Не завидую тебе, что следуя общему обычаю ласкати царям, нередко  недостойнным нетокмо похвалы стройным гласом воспетой, но ниже гудочнаго  бряцания; ты льстил похвалою в стихах Елисавете. И если бы можно было без  уязвления истинны и потомства, простил бы я то тебе ради признательныя  твоея души ко благодеяниям. Но позавидует, немогущий во след тебе ити  писатель Оды, позавидует прелестной картине народнаго спокойствия и тишины,  сей сильной ограды градов и сел, царств и Царей утешения; позавидует  безчисленным красотам твоего слова; и если удастся когда либо достигнуть  непрерывнаго твоего в стихах благогласия, но доселе неудалося ещё никому. И пускай удастся всякому превзойти тебя своим сладкопением, пускай потомкам нашим покажешся ты  нестроен в мыслях, неизбыточен в существенности твоих стихов!.... Но возри:  в пространном ристалище, коего конца око недосязает, среди толпящейся  многочисленности, на возглавии, впереди всех, сё врата отверзающ к  ристалищу, сё ты. Прославиться всяк может подвигами, но ты был первый.  Самому всесильному нельзя отъять у тебя того, что дал. Родил он тебя  прежде других, родил тебя в вожди, и слава твоя есть слава вождя.

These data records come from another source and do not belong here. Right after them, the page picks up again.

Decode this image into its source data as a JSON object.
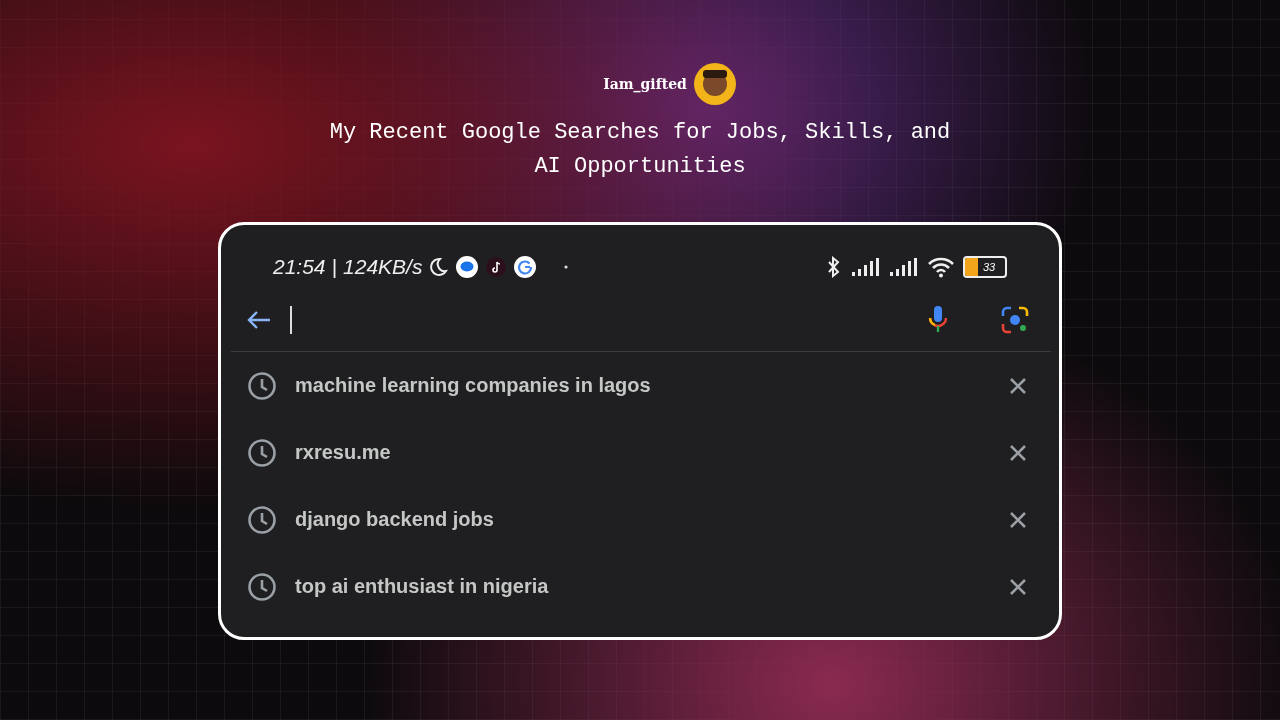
{
  "header": {
    "author": "Iam_gifted",
    "title": "My Recent Google Searches for Jobs, Skills, and AI Opportunities"
  },
  "status_bar": {
    "time": "21:54",
    "separator": "|",
    "speed": "124KB/s",
    "battery": {
      "reading": "33",
      "level": 0.33
    }
  },
  "history": [
    {
      "query": "machine learning companies in lagos"
    },
    {
      "query": "rxresu.me"
    },
    {
      "query": "django backend jobs"
    },
    {
      "query": "top ai enthusiast in nigeria"
    }
  ]
}
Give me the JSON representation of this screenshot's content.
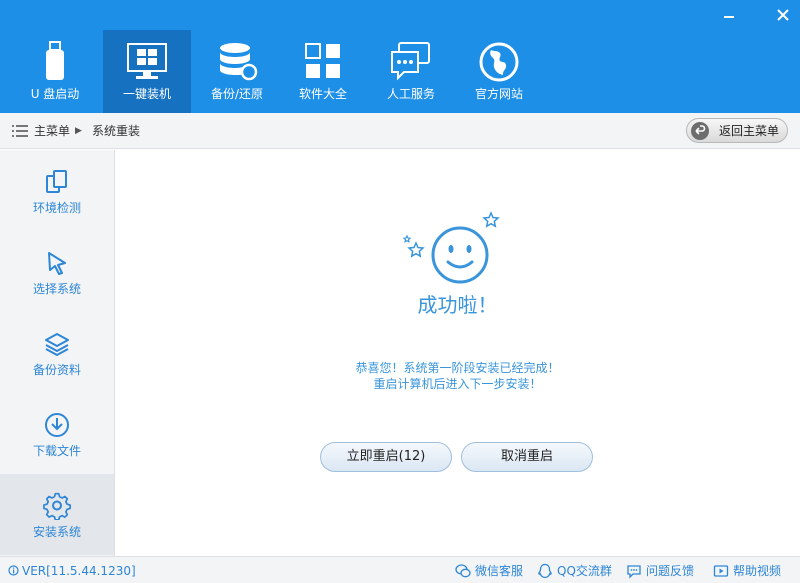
{
  "window": {
    "minimize_icon": "minimize-icon",
    "close_icon": "close-icon"
  },
  "nav": {
    "items": [
      {
        "label": "U 盘启动",
        "icon": "usb-drive-icon"
      },
      {
        "label": "一键装机",
        "icon": "windows-monitor-icon",
        "active": true
      },
      {
        "label": "备份/还原",
        "icon": "database-restore-icon"
      },
      {
        "label": "软件大全",
        "icon": "apps-grid-icon"
      },
      {
        "label": "人工服务",
        "icon": "chat-bubbles-icon"
      },
      {
        "label": "官方网站",
        "icon": "globe-icon"
      }
    ]
  },
  "breadcrumb": {
    "home": "主菜单",
    "current": "系统重装",
    "back_label": "返回主菜单"
  },
  "sidebar": {
    "items": [
      {
        "label": "环境检测",
        "icon": "copy-devices-icon"
      },
      {
        "label": "选择系统",
        "icon": "cursor-arrow-icon"
      },
      {
        "label": "备份资料",
        "icon": "layers-icon"
      },
      {
        "label": "下载文件",
        "icon": "download-circle-icon"
      },
      {
        "label": "安装系统",
        "icon": "gear-icon",
        "active": true
      }
    ]
  },
  "main": {
    "title": "成功啦！",
    "message_line1": "恭喜您！系统第一阶段安装已经完成！",
    "message_line2": "重启计算机后进入下一步安装！",
    "restart_label": "立即重启(12)",
    "cancel_label": "取消重启"
  },
  "footer": {
    "version": "VER[11.5.44.1230]",
    "links": [
      {
        "label": "微信客服",
        "icon": "wechat-icon"
      },
      {
        "label": "QQ交流群",
        "icon": "qq-icon"
      },
      {
        "label": "问题反馈",
        "icon": "feedback-icon"
      },
      {
        "label": "帮助视频",
        "icon": "video-icon"
      }
    ]
  },
  "colors": {
    "topbar": "#1e8fe6",
    "accent": "#3a95db",
    "panel": "#f2f4f6"
  }
}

О! вы  доселе безплодно трудившиеся над познанием существенности души, и как сия  действует на телесность нашу, сё трудная вам предлежит задача на испытание.

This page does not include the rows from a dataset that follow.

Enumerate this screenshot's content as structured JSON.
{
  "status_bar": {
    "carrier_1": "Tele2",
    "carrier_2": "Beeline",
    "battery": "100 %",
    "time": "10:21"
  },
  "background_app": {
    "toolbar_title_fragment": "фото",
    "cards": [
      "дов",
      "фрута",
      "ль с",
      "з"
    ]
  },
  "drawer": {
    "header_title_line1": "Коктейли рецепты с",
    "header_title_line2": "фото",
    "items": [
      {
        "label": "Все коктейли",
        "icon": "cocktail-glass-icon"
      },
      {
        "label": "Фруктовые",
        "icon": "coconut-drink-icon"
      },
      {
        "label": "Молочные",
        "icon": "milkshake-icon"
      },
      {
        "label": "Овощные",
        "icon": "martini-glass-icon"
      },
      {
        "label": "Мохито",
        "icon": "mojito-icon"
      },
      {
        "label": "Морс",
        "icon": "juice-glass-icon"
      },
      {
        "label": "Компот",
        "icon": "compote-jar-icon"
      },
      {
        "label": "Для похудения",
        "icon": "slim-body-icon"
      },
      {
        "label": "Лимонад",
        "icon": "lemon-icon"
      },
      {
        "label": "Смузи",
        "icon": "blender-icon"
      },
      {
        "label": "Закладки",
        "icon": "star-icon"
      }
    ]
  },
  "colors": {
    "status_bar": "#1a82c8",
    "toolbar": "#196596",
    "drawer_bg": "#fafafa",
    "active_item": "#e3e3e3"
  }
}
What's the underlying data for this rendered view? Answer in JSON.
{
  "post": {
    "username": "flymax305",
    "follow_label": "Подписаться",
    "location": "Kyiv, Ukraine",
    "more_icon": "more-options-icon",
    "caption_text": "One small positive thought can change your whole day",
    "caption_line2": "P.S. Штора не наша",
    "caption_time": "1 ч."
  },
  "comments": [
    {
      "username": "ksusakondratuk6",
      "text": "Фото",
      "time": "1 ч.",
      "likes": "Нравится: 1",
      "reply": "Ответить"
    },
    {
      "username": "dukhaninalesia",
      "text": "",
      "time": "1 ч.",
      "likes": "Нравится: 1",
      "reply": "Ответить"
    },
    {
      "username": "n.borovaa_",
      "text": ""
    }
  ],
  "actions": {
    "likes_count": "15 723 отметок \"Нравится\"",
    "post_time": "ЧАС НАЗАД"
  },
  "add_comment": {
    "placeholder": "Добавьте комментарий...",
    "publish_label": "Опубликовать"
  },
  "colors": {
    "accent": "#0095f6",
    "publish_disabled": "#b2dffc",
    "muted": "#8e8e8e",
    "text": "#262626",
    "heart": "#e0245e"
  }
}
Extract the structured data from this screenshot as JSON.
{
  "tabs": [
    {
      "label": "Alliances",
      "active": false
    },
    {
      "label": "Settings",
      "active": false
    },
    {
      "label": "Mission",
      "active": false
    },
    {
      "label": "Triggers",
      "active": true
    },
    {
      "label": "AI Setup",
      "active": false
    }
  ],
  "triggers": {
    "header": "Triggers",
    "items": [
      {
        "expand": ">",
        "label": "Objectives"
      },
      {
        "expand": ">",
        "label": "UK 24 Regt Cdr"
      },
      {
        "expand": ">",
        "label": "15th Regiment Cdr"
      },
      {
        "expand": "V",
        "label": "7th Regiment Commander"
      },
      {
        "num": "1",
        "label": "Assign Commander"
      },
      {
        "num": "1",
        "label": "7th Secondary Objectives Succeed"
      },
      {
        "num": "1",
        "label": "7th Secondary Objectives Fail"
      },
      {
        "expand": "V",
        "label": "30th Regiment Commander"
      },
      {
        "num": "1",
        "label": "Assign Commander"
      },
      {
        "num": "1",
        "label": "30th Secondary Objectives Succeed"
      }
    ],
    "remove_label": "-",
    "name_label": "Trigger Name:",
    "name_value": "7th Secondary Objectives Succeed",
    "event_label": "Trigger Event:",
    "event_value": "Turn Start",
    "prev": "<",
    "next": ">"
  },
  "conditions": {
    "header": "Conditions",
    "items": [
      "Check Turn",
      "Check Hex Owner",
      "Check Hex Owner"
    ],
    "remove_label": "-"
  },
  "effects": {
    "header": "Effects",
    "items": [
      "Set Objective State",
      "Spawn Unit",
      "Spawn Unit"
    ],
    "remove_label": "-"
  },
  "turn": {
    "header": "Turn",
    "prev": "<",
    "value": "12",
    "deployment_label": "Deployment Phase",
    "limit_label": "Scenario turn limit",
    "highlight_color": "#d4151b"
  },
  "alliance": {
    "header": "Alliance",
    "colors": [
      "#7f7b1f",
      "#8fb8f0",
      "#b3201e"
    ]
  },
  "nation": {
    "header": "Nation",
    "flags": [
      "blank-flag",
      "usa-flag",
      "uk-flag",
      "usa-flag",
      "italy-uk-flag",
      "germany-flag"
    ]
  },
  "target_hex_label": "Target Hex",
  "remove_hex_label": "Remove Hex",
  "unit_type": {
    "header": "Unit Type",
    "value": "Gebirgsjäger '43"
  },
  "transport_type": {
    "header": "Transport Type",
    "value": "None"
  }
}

Вещайте, как душа действует на душу, какая есть связь между умами? Если  знаем, как тело действует на тело прикосновением, поведайте, как неосязаемое  действует на неосязаемое, производя вещественность; или какое между  безвещественностей есть прикосновение. Что оно существует, то знаете. Но  если ведаете, какое действие разум великаго мужа имеет над общим разумом, то  ведайте ещё, что великий муж может родить великаго мужа; и сё венец твой  победоносный. О! Ломоносов, ты произвёл Сумарокова».

Радищев А.Н., Путешествие из Петербурга в Москву, М., «Эксмо», 2006 г., с. 235-238.